Now a randomized clinical trial of over 4,000 patients
is going to test that hypothesis. If the outcomes for patients with
advanced and complex disease show PCI/angioplasty with drug-eluting
stents (a procedure involving a small puncture and an hour or so
of time with an awake patient) is comparable to open surgery (which
involves opening the chest, several hours of surgery under general
anesthesia and a considerable recovery time) then, as Dr. Marie-Claude
Morice (who announced the first SYNTAX patient) stated:
"The results of this study may profoundly
change the practice of medicine."
You may call this "hype". But check out
this quote, regarding surgery:
"This last part...namely operations...is
a tacit acknowledgement of the insufficiency of surgery. It is
like an armed savage who attempts to get that by force which
a civilized man would get by stratagem."
Says who? Says John
Hunter, considered the founder of Scientific Surgery, as
he wrote over two hundred years ago in The True Principles
of Surgery (1777). More on the stratagem to follow.
April 11, 2005
MRI & Stents
There have been questions for years whether it is safe to perform Magnetic
Resonance Imaging (MRI) on patients who have been stented (MRI safety was
one of the earliest
queries to Angioplasty.Org's discussion forum). The concern has been
whether the magnetic field produced would move a metal stent that had been
implanted in a vessel. The recommendations have been to wait a month or
two. However, last
week the FDA said that it was okay to conduct an MRI immediately post-procedure,
if the stent was Boston Scientific's Taxus Paclitaxel-Eluting Stent, that
is -- the first time a stent has been approved for immediate MRI -- important
for a couple reasons.
First, there has always been increased concern
about MRI and drug-eluting stents (DES) in particular, since the
concept of DES is to slow down or reduce the growth of the endothelial
layer over the metal stent and thus reduce the chance of restenosis
or reclogging of the vessel -- but not so much as to prevent a
thin layer of endothelial cells from covering the stent's surface,
which embeds the artificial structure in the arterial wall. The
question's been, does this increase the stent's "movability",
for a time anyway.
The second point is that, while some cardiologists
believe there isn't a problem and have been sending recently-stented
patients to MRI for a while now (see comments by Dr. Thomas Gerber
of the Mayo Clinic on members only theheart.org)

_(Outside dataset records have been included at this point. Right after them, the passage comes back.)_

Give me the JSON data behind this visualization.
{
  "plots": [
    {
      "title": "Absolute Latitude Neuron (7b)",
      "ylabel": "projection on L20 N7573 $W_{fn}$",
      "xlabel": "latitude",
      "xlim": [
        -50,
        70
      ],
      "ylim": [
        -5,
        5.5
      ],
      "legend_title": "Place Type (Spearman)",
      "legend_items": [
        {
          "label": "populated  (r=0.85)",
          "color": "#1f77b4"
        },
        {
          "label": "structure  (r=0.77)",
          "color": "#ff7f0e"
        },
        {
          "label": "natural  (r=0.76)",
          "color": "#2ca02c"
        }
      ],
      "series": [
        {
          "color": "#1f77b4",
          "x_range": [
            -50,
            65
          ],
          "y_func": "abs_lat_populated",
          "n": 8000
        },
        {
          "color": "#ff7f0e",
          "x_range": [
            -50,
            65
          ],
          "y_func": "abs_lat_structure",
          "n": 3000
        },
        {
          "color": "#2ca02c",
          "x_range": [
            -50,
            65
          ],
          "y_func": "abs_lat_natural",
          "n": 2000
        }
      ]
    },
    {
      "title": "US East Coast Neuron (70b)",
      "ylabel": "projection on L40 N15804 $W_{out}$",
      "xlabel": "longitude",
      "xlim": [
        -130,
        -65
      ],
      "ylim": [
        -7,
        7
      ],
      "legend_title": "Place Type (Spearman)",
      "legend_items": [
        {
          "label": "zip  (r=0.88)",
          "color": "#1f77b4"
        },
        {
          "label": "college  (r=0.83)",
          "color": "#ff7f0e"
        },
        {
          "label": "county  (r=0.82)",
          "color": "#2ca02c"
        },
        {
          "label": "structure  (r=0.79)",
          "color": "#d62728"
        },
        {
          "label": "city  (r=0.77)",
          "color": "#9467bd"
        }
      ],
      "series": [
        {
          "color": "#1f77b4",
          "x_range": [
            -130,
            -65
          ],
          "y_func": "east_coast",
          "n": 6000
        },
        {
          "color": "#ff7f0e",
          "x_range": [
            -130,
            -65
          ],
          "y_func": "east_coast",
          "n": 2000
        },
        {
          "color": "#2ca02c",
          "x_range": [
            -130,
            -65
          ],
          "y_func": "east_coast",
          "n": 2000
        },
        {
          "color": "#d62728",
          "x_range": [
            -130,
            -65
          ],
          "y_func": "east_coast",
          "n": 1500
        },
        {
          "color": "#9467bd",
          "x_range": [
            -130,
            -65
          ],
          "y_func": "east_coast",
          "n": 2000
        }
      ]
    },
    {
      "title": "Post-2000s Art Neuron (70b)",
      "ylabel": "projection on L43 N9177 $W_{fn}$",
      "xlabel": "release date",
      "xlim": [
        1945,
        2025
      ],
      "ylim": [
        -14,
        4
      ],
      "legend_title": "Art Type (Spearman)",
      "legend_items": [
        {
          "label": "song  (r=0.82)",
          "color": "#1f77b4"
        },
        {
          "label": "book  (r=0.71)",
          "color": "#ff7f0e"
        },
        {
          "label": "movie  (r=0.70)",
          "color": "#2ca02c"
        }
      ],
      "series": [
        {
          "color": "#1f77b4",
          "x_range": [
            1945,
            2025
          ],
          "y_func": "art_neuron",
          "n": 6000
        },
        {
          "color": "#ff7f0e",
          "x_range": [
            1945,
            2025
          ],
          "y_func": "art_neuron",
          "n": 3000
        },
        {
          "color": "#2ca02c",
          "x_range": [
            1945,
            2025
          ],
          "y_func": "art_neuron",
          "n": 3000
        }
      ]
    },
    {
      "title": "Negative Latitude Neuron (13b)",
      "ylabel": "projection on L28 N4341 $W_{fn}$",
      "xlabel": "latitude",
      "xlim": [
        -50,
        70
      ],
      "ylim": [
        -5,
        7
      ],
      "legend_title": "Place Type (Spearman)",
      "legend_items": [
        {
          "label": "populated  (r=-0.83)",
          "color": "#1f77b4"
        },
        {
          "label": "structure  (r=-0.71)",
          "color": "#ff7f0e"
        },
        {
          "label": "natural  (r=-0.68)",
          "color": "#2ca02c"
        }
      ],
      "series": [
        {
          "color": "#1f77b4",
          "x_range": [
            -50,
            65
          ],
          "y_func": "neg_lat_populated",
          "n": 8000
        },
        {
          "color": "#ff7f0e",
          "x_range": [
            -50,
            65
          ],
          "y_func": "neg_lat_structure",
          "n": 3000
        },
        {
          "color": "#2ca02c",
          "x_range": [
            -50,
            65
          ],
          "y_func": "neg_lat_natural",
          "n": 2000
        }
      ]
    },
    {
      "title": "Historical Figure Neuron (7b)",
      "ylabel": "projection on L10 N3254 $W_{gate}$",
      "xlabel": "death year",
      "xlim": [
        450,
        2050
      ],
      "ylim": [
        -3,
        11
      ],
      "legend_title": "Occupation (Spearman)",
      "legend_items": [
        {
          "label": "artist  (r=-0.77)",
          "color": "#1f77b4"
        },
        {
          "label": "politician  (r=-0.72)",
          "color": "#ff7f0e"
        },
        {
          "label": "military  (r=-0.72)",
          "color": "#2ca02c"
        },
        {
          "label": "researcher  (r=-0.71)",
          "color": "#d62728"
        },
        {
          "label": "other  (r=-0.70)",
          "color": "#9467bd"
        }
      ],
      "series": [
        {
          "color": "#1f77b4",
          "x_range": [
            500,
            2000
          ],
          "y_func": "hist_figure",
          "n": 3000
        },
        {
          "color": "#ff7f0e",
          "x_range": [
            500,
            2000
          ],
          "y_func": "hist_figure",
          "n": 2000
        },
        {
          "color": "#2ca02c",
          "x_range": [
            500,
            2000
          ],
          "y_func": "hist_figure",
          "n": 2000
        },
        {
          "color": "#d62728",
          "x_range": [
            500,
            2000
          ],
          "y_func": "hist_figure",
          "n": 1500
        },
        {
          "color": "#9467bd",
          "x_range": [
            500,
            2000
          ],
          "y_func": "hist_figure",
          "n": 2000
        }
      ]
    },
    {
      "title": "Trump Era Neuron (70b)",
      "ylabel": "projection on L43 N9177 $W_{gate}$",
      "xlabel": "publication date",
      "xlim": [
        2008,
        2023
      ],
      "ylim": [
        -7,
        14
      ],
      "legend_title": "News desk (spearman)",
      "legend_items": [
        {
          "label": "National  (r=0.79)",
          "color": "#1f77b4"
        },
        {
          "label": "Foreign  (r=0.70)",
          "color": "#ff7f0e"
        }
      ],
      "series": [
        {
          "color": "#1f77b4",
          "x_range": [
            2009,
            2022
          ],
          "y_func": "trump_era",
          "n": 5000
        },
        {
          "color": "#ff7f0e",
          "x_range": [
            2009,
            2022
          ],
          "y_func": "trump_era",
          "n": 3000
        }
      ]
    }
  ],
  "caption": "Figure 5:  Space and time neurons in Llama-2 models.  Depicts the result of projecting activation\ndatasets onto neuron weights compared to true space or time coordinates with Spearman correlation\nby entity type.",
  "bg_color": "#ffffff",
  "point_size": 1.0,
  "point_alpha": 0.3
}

last week's ruling should relieve any physician/patient anxiety,
at least where the Taxus is concerned. Johnson & Johnson's
Cypher DES has not gotten an approval for immediate MRI yet (although
they are working on it) and they
recommend an eight week wait post-stenting with the Cypher.
And again, my mantra -- developments in this
field change so rapidly -- even the American Heart Association's
web site still recommends
against an MRI for at least four weeks after stent implantation,
without a cardiologist's approval -- which is still a lot better
than some major heart web sites that have just "discovered" that
drug-eluting stents "may reduce restenosis".